Ogni anno in Europa vengono diagnosticati circa 300.000 nuovi casi di leucemia. Nei bambini, i casi di leucemia costituiscono un terzo dei tumori diagnosticati. La chemioterapia è il trattamento principale per la leucemia. Spesso non è possibile identificare la causa esatta e i meccanismi molecolari e cellulari responsabili della leucemia rimangono avvolti nel mistero. La scoperta di nuovi metodi di rilevamento e di nuovi trattamenti per debellare la leucemia rappresenta quindi una sfida importante in oncologia. Un aspetto del processo di cancerogenesi che affascina i ricercatori da quasi vent’anni è quello delle modifiche epigenetiche. Come nel caso del DNA, oltre alle sue 4 lettere ben note (A, U, G, C), la composizione chimica dell’RNA include anche lettere aggiuntive. È il caso della lettera m5C, che svolge un ruolo essenziale nella regolazione genica attraverso la sua lettura da parte delle proteine di riconoscimento, dette “lettori”.

Questi lettori m5C non sono stati ancora descritti in dettaglio e il loro ruolo nel cancro è sconosciuto. Dei ricercatori dell’Università di Bruxelles guidati dal Dr. François Fuks hanno fatto un importante passo avanti nella comprensione e nel trattamento della leucemia. Pubblicata sulla prestigiosa rivista Molecular Cell, la loro scoperta apre la strada a nuovi metodi diagnostici e terapeutici. Questa scoperta si basa sul ruolo precedentemente insospettato di un gene chiave che è mutato in oltre il 50% dei pazienti affetti da leucemia. Il recente lavoro del team guidato dal Prof. François Fuks, ha identificato un nuovo lettore di RNA, SRSF2. Per la prima volta si sta facendo luce sul ruolo chiave della proteina SRSF2 nello sviluppo della leucemia. Il gene SRSF2, che è uno dei geni mutati più frequentemente nei casi di leucemia: fino al 50% in alcuni tipi.

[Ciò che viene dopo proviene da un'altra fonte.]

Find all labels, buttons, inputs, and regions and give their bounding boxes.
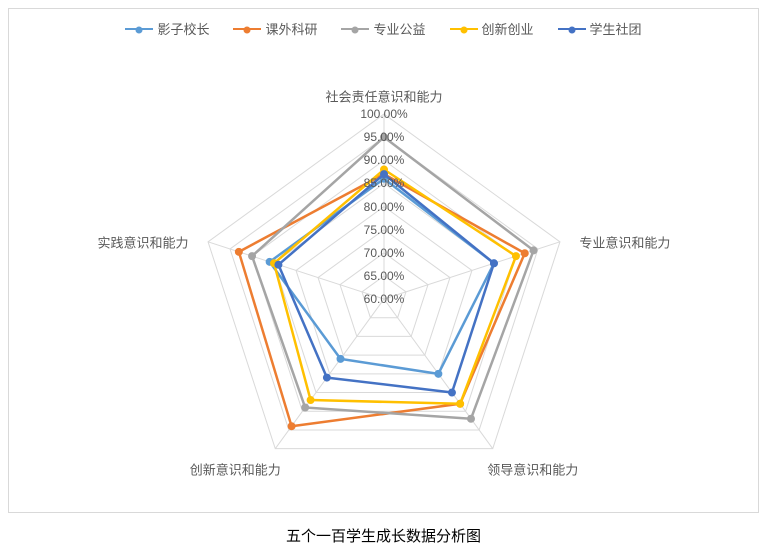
tick-label: 70.00% (364, 246, 405, 260)
tick-label: 80.00% (364, 200, 405, 214)
chart-plot-area: 影子校长课外科研专业公益创新创业学生社团 社会责任意识和能力专业意识和能力领导意… (8, 8, 759, 513)
tick-label: 75.00% (364, 223, 405, 237)
axis-label: 社会责任意识和能力 (325, 87, 442, 106)
radar-svg (9, 9, 758, 512)
axis-label: 专业意识和能力 (579, 232, 670, 251)
chart-container: 影子校长课外科研专业公益创新创业学生社团 社会责任意识和能力专业意识和能力领导意… (0, 0, 767, 551)
axis-label: 实践意识和能力 (98, 232, 189, 251)
axis-label: 领导意识和能力 (487, 459, 578, 478)
tick-label: 85.00% (364, 176, 405, 190)
tick-label: 100.00% (360, 107, 407, 121)
tick-label: 60.00% (364, 292, 405, 306)
tick-label: 65.00% (364, 269, 405, 283)
tick-label: 90.00% (364, 153, 405, 167)
chart-caption: 五个一百学生成长数据分析图 (0, 525, 767, 546)
tick-label: 95.00% (364, 130, 405, 144)
axis-label: 创新意识和能力 (190, 459, 281, 478)
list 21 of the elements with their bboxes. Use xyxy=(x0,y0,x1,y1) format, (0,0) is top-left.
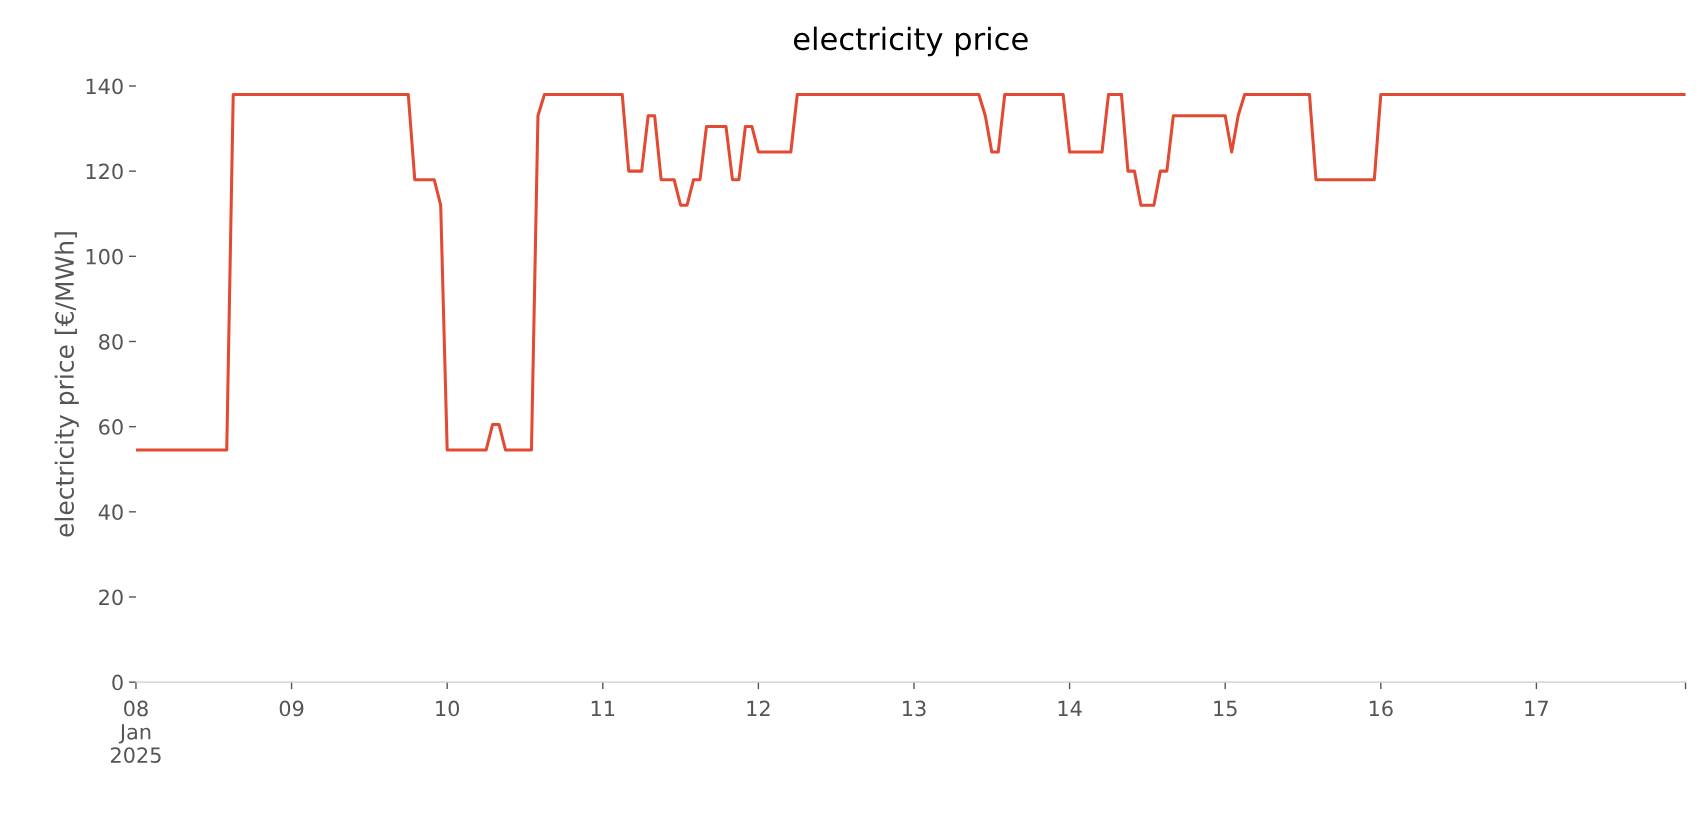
x-tick-label: 10 xyxy=(436,700,460,717)
y-tick-label: 0 xyxy=(112,674,123,691)
chart-title: electricity price xyxy=(793,26,1028,57)
x-tick-label: 14 xyxy=(1058,700,1082,717)
line-series xyxy=(135,92,1686,452)
x-tick-label: 09 xyxy=(279,700,304,717)
y-tick-label: 20 xyxy=(99,589,123,606)
x-tick-label: 16 xyxy=(1369,700,1393,717)
x-tick-label: 13 xyxy=(903,700,926,717)
x-tick-label: 11 xyxy=(591,700,615,717)
y-tick-label: 140 xyxy=(86,78,123,95)
x-tick-label: 08 Jan 2025 xyxy=(110,700,161,763)
x-tick-label: 12 xyxy=(747,700,770,717)
y-tick-label: 120 xyxy=(86,163,123,180)
y-tick-label: 100 xyxy=(86,248,123,265)
x-tick-label: 17 xyxy=(1525,700,1548,717)
y-tick-label: 80 xyxy=(99,333,123,350)
y-tick-label: 40 xyxy=(98,504,123,521)
y-axis-title: electricity price [€/MWh] xyxy=(54,232,79,537)
x-tick-label: 15 xyxy=(1214,700,1237,717)
y-tick-label: 60 xyxy=(99,419,123,435)
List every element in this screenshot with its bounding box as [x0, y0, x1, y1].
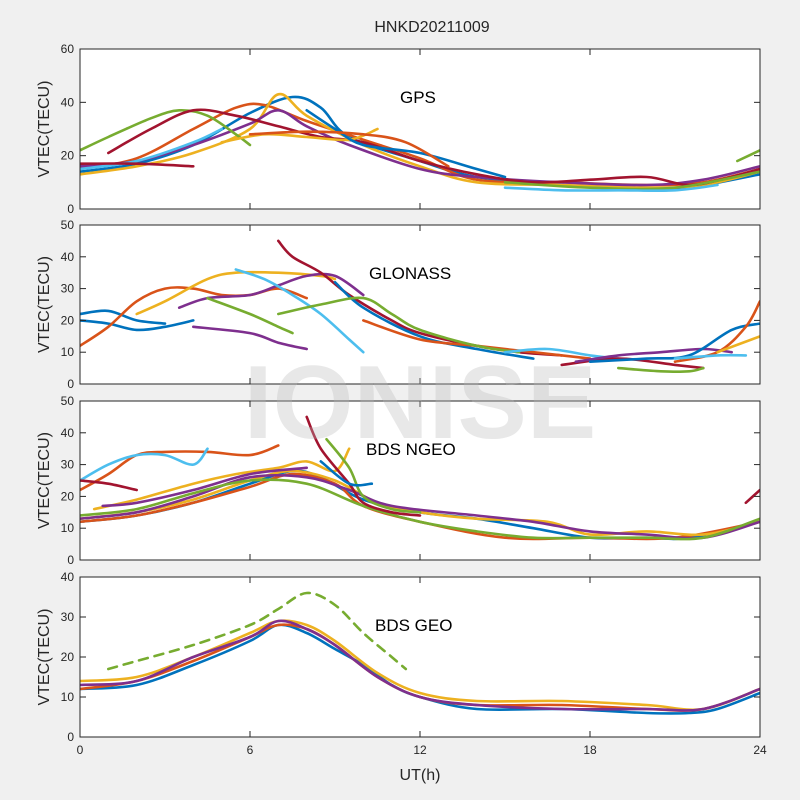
series-line: [80, 479, 138, 492]
series-line: [80, 619, 760, 712]
watermark: IONISE: [244, 345, 597, 461]
series-line: [220, 127, 379, 144]
series-line: [80, 108, 760, 187]
panel-gps: 0 20 40 60 VTEC(TECU) GPS: [36, 42, 761, 216]
y-tick-label: 10: [61, 521, 75, 535]
series-line: [673, 353, 748, 360]
series-line: [325, 437, 422, 514]
y-tick-label: 30: [61, 458, 75, 472]
panel-label: GPS: [400, 88, 436, 107]
panel-label: BDS GEO: [375, 616, 452, 635]
series-line: [80, 447, 209, 482]
series-line: [80, 319, 195, 332]
series-line: [206, 296, 294, 335]
figure-title: HNKD20211009: [374, 19, 489, 36]
panel-label: GLONASS: [369, 264, 451, 283]
y-tick-label: 40: [61, 95, 75, 109]
y-tick-label: 20: [61, 489, 75, 503]
y-tick-label: 10: [61, 690, 75, 704]
y-axis-label: VTEC(TECU): [36, 432, 53, 529]
y-tick-label: 0: [67, 202, 74, 216]
series-line: [716, 335, 760, 354]
series-line: [80, 127, 223, 171]
series-group: [80, 92, 760, 192]
panel-label: BDS NGEO: [366, 440, 456, 459]
y-tick-label: 60: [61, 42, 75, 56]
series-line: [574, 347, 733, 363]
series-line: [80, 444, 280, 492]
y-tick-label: 40: [61, 250, 75, 264]
series-line: [305, 415, 422, 517]
x-tick-label: 12: [413, 743, 427, 757]
x-tick-label: 24: [753, 743, 767, 757]
series-line: [101, 466, 308, 508]
series-line: [305, 109, 507, 179]
series-line: [135, 270, 337, 316]
y-tick-label: 20: [61, 149, 75, 163]
panel-bds-ngeo: 0 10 20 30 40 50 VTEC(TECU) BDS NGEO: [36, 394, 761, 567]
x-tick-label: 6: [247, 743, 254, 757]
y-axis-label: VTEC(TECU): [36, 609, 53, 706]
series-line: [80, 108, 252, 152]
y-tick-label: 50: [61, 394, 75, 408]
series-line: [503, 170, 760, 191]
series-group: [80, 239, 760, 373]
series-group: [80, 415, 760, 541]
panel-bds-geo: 0 10 20 30 40 0 6 12 18 24 VTEC(TECU) BDS GEO: [36, 570, 767, 757]
series-line: [319, 460, 374, 487]
series-line: [617, 366, 705, 373]
series-line: [277, 296, 521, 354]
series-line: [80, 162, 195, 168]
y-tick-label: 30: [61, 282, 75, 296]
series-line: [234, 268, 365, 354]
y-tick-label: 30: [61, 610, 75, 624]
series-line: [673, 300, 760, 363]
series-line: [107, 108, 760, 187]
series-line: [588, 322, 760, 363]
y-tick-label: 20: [61, 650, 75, 664]
series-line: [80, 478, 760, 541]
series-line: [80, 474, 760, 540]
series-group: [80, 591, 760, 715]
y-axis-label: VTEC(TECU): [36, 81, 53, 178]
x-axis-label: UT(h): [400, 767, 441, 784]
series-line: [192, 325, 308, 351]
x-tick-label: 0: [77, 743, 84, 757]
series-line: [560, 357, 705, 370]
series-line: [736, 149, 760, 163]
y-axis-label: VTEC(TECU): [36, 256, 53, 353]
y-tick-label: 50: [61, 218, 75, 232]
y-tick-label: 20: [61, 313, 75, 327]
series-line: [80, 469, 760, 537]
y-tick-label: 40: [61, 570, 75, 584]
y-tick-label: 0: [67, 730, 74, 744]
panel-glonass: 0 10 20 30 40 50 VTEC(TECU) GLONASS: [36, 218, 761, 391]
series-line: [744, 488, 760, 505]
y-tick-label: 0: [67, 553, 74, 567]
series-line: [248, 130, 450, 168]
x-tick-label: 18: [583, 743, 597, 757]
y-tick-label: 0: [67, 377, 74, 391]
series-line: [107, 591, 408, 671]
y-tick-label: 40: [61, 426, 75, 440]
series-line: [503, 183, 719, 192]
y-tick-label: 10: [61, 345, 75, 359]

I ricercatori hanno dimostrato che, a parte essere una proteina che regola lo splicing alternativo dell’RNA messaggero, la proteina SRSF2 legge la modifica m5C nell’RNA; hanno anche evidenziato un meccanismo molecolare precedentemente insospettato che può portare alla leucemia: la mutazione di SRSF2 altera la sua capacità di leggere m5C nell’RNA, che inibisce la sua funzione di regolazione dell’mRNA. Inoltre, analizzando quasi 700 campioni prelevati da pazienti affetti da leucemia, il team è stato in grado di identificare un nuovo gruppo di pazienti le cui possibilità di sopravvivenza sono troppo basse a causa della ridotta capacità di SRSF2 di leggere m5C. Queste scoperte non dovrebbero solo aprire un nuovo capitolo della conoscenza nella comprensione del perché appare la leucemia, ma dovrebbero anche portare a un nuovo paradigma nella diagnosi e nel trattamento della leucemia, basato sull’epigenetica dell’RNA.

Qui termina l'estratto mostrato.